Introduction

I’ve found Retrieval-Augmented Generation (RAG) to be a game-changer for making my local LLMs feel smarter—especially when dealing with niche documents or domain-specific corpora. Instead of expecting the base model to memorize every detail, I let it retrieve the most relevant passages on the fly and generate answers grounded in that context. Here’s how I set up my own RAG pipeline end-to-end.

Why I Use RAG

  • Updated Knowledge: I can swap in new documents or data anytime, without retraining the model.
  • Smaller Models Work: Even smaller LLMs shine when they have up-to-date context at generation time.
  • Explainability: I can see which snippets the model uses to answer, which helps build trust.

Pipeline Components

  1. Document Ingestion & Chunking – Load data (PDFs, markdown, etc.) and break into chunks.
  2. Embedding Storage – Generate embeddings and store them in a vector DB (pgvector, FAISS, etc.).
  3. Retriever – Given a query, find top-k relevant chunks.
  4. LLM Generator – Pass query + retrieved chunks to the local LLM for response.

1. Document Ingestion & Chunking

I usually start by writing a simple script to walk a directory of files, extract text (e.g., with pdfplumber for PDFs, markdown package for MD), and then chunk each file.

import os
from pdfplumber import open as pdf_open
from transformers import AutoTokenizer

tokenizer = AutoTokenizer.from_pretrained("sentence-transformers/all-MiniLM-L6-v2")

def extract_text_from_pdf(path):
    text = []
    with pdf_open(path) as pdf:
        for page in pdf.pages:
            text.append(page.extract_text())
    return "\n".join(text)

# Walk directory and chunk
all_chunks = []
for root, dirs, files in os.walk('docs/'):
    for fname in files:
        if fname.endswith('.pdf'):
            text = extract_text_from_pdf(os.path.join(root, fname))
        elif fname.endswith('.md'):
            text = open(os.path.join(root, fname)).read()
        else:
            continue
        chunks = chunk_text(text)
        all_chunks.extend(chunks)
print(f"Total chunks from ingestion: {len(all_chunks)}")

I keep chunks in a list for quick testing, then batch-insert to my vector store.


2. Embedding Storage

Why: Separate storage means I can rebuild embeddings if I swap models.

# Continuing from previous docs
embeddings = embed_chunks(all_chunks)

# For pgvector + psycopg2
for chunk, emb in zip(all_chunks, embeddings.tolist()):
    cur.execute(
        "INSERT INTO docs (content, embedding) VALUES (%s, %s);",
        (chunk, emb)
    )
conn.commit()

If I switch to FAISS, I’d do something like:

import faiss
import numpy as np

d = embeddings.shape[1]
index = faiss.IndexFlatL2(d)
index.add(np.array(embeddings))  # embeddings is an ndarray
# Save index
faiss.write_index(index, 'faiss.index')

3. Retriever

Why: I want a quick way to go from user query to context chunks. My Trick: Cache the top-k chunk IDs in a tiny SQLite LRU so repeated queries hit the local store faster.

def retrieve(query, k=5):
    q_emb = get_embedding(query)
    # For pgvector
    cur.execute(
        "SELECT content FROM docs ORDER BY embedding <-> %s::vector LIMIT %s;",
        (q_emb, k)
    )
    results = [row[0] for row in cur.fetchall()]
    return results

# Example
ctx = retrieve("What are the benefits of hosting locally?", k=3)
print("Retrieved contexts:", ctx)

I found k=3 works well, but sometimes k=5 gives extra context at a small latency cost.


4. LLM Generator

Finally, I merge the query with retrieved contexts in a prompt template and feed it to my local LLM.
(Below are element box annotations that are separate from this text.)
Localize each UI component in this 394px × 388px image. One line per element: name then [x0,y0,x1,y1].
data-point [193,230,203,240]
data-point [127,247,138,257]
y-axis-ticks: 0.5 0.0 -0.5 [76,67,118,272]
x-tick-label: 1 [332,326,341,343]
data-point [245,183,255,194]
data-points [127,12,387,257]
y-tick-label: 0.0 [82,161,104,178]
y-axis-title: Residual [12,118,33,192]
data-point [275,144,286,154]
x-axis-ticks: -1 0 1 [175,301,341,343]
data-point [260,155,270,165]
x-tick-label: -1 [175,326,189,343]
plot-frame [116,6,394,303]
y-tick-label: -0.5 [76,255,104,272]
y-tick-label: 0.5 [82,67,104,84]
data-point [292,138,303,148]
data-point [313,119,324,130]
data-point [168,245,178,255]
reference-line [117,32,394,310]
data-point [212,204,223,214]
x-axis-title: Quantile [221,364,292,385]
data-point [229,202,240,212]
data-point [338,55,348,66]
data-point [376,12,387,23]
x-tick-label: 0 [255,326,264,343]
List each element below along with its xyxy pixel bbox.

from transformers import pipeline

gen = pipeline('text-generation', model='gpt2', device=0)

prompt_template = '''
You are an AI assistant with access to the following context:

Context:
{context}

Question: {query}
Answer in a concise, factual manner.
'''  

def generate_answer(query, context_chunks):
    context = "\n\n".join(context_chunks)
    prompt = prompt_template.format(context=context, query=query)
    return gen(prompt, max_length=200, do_sample=False)[0]['generated_text']
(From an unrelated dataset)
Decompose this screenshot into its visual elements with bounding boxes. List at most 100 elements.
answer = generate_answer("How does pgvector integrate with Postgres?", ctx)
print(answer)

I’ve experimented with few-shot examples in the prompt, but keeping it single-shot reduces prompt engineering overhead.


Wrapping Up

My RAG pipeline now lives as a single CLI script. I can drop new docs into docs/, rerun ingestion, and my local assistant immediately knows about them—no retraining needed. Next, I’ll look at combining RAG with a simple Flask web interface so I can interact with it in the browser.